There are also lovely and tender scenes between Ari and Jodi, who went to the same summer camp as kids and consider the possibility of pursuing a relationship; a terrific scene in which Josh's friend Aaron (Swanberg) stops by with his wife and four-year-old son, whom Eric promptly offers cocaine; a great scene involving Isadora (Lauren Weedman), a sex worker whom Eric invites over to bring Josh release; and a tonally incongruous but riveting scene with Lisa Edelstein and Paul Reiser as the late fiancée's parents, who continue to harbor unfounded suspicions about Josh's involvement in her death. And so many more. Great scenes make great movies, and "Joshy" is full to brimming with them.
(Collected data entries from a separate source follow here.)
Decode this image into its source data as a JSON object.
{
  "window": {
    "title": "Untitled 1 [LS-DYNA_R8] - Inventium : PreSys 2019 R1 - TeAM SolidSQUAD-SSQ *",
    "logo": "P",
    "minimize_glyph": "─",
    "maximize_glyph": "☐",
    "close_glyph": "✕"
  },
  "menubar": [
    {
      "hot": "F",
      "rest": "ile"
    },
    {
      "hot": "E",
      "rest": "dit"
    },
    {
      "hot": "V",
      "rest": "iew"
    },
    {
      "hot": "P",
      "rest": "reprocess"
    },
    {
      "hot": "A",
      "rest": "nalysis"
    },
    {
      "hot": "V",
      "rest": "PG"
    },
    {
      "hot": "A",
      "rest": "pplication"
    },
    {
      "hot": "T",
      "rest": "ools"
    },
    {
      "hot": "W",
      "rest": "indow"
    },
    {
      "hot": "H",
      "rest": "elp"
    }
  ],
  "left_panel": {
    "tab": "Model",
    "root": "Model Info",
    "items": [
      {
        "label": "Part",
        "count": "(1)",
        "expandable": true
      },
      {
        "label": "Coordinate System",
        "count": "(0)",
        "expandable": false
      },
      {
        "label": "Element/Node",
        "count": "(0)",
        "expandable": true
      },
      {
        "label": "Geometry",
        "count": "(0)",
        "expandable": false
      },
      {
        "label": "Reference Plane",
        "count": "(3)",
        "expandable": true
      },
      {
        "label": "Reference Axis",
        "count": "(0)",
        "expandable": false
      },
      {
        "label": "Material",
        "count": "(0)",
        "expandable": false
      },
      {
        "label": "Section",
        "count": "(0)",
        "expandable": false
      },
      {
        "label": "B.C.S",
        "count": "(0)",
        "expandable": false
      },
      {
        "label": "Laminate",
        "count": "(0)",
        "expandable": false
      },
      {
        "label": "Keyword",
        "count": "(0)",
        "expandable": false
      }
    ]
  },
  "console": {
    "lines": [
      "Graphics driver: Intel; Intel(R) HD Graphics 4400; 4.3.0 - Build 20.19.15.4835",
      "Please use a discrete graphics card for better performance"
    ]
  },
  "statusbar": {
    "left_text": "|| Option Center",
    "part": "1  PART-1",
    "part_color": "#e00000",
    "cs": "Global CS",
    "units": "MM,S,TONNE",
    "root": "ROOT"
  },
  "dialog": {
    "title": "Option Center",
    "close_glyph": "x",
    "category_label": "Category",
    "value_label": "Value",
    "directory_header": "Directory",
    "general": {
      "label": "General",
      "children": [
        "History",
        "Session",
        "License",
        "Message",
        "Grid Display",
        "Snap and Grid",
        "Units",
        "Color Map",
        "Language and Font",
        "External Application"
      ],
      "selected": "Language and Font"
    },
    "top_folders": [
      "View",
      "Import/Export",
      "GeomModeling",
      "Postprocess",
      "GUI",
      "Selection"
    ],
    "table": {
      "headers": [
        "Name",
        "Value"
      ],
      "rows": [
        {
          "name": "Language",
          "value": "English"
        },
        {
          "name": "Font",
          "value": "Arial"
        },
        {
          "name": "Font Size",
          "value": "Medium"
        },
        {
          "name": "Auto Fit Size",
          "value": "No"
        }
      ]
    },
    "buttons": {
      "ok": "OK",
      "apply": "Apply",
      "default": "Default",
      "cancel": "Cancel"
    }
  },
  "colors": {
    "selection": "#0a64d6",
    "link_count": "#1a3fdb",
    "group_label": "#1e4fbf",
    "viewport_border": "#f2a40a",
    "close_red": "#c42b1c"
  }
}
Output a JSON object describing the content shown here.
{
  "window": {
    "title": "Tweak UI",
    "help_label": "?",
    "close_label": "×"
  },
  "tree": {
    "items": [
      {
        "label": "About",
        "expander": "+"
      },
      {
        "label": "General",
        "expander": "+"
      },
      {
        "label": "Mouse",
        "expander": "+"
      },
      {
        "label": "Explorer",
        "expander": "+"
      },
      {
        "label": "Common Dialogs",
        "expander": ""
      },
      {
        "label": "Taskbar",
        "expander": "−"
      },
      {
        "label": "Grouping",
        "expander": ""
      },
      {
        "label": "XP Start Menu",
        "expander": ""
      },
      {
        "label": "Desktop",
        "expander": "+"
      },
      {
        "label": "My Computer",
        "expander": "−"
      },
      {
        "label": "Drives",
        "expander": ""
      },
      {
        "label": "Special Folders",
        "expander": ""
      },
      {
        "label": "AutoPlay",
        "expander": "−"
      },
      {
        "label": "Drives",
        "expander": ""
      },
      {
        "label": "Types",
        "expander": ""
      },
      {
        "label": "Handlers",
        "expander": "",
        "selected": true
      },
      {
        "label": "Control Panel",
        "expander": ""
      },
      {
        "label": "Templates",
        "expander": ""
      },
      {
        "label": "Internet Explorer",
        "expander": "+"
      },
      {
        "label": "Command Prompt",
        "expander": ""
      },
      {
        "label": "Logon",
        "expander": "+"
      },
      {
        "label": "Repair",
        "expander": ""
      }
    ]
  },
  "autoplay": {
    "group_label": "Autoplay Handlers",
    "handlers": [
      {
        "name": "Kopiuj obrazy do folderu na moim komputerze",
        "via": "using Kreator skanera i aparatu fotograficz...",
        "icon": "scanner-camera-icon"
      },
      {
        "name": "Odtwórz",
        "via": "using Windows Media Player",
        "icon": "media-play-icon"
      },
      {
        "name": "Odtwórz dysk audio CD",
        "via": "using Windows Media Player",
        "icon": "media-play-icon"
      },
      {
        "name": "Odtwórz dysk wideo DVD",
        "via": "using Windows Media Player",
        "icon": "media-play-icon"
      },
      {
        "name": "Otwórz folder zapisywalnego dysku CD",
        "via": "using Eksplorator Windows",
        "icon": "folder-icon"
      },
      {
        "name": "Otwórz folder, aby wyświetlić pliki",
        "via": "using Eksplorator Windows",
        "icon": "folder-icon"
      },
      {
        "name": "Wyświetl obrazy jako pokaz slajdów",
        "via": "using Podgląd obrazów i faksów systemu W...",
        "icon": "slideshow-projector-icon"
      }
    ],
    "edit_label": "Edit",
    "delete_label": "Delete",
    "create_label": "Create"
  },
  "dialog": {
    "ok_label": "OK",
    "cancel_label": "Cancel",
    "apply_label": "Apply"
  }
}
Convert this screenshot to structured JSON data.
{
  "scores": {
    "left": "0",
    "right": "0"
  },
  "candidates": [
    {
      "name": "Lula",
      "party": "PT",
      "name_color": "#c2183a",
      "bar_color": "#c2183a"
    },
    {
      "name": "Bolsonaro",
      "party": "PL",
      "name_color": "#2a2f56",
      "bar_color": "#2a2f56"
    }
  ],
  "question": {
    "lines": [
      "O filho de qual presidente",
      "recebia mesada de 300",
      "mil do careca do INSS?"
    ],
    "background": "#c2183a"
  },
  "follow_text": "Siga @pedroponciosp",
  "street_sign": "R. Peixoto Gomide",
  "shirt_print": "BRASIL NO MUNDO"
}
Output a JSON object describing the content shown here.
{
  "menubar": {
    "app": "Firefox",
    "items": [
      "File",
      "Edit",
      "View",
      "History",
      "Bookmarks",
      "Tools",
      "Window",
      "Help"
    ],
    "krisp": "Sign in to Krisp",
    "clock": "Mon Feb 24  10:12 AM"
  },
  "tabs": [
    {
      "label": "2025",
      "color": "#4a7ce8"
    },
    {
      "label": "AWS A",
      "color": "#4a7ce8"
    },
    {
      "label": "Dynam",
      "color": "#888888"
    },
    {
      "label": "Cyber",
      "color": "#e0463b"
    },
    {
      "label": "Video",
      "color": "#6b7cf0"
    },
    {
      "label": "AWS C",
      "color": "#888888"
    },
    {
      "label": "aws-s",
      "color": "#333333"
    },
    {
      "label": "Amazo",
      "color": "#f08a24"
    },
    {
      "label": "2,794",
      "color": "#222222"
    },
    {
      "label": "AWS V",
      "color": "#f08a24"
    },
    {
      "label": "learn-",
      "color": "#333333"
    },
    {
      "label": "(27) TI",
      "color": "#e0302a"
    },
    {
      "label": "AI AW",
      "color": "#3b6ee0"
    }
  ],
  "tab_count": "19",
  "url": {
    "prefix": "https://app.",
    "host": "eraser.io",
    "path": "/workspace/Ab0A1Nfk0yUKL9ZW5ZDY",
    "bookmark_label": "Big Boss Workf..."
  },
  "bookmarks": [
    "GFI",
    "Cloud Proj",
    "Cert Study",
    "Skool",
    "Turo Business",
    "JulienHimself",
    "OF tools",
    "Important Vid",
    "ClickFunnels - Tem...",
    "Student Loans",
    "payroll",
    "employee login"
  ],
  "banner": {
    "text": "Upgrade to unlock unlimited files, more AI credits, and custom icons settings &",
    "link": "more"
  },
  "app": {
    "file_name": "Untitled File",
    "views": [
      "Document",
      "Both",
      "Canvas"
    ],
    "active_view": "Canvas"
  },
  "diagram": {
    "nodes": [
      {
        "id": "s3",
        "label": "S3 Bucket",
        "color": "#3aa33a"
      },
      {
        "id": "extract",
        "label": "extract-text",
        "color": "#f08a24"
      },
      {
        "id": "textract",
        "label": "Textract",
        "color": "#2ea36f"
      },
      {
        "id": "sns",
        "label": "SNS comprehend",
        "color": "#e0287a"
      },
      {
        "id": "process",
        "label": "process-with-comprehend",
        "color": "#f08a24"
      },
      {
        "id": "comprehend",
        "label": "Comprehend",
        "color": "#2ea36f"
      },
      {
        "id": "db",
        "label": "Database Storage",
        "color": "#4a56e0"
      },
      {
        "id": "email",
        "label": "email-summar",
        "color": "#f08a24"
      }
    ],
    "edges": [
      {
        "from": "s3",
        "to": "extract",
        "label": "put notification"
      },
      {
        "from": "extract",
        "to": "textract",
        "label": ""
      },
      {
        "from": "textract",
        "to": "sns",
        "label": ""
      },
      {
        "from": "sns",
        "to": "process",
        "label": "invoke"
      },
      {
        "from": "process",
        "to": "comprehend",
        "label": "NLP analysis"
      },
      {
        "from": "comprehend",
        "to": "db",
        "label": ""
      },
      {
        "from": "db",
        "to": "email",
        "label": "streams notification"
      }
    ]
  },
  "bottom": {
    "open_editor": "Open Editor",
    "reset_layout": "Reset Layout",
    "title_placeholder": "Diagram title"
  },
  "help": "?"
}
I've watched "Joshy" four times so far, and each time I find new moments to treasure, as when Greg explains he can't share a bedroom because he has sleep apnea and his mask makes him sound like Bane from "The Dark Knight": "Hello...Would you like your dick sucked?" As the group clinks their second toast "to nothing," Adam murmurs almost inaudibly, "That's a terrible, terrible Bane." (If I were king, both Perry and Slate would score Oscar nominations.) Josh does break down once, toward the end of the weekend, venting his resentments with realistic imperfection, then drying his eyes and asking Adam whether he wants to play the game they still haven't gotten to: "If you do," Adam answers warily, and Ari just stares at Adam with a look of stunned stupefaction. (Pally's performance is a marvel of comic incredulity; I'd give him a nom, too.)
I know nobody saw "Joshy," and I haven't seen it on anybody's list. Mumblecore - with its mostly young, white, financially stable characters - isn't in vogue anymore, and there were some bad examples of the genre this year too: "The Intervention," say, or "My Blind Brother." But as I bookend my list with the second of two great mumblecore titles, I implore you to give it a look. I love everything about "Joshy": the trailer; the gospel soul classic "Like a Ship," to which Baena sets the closing credits; even the non-ending ending which, when I think about it, is perfect: no messy feelings? Okay, then, no manufactured catharsis.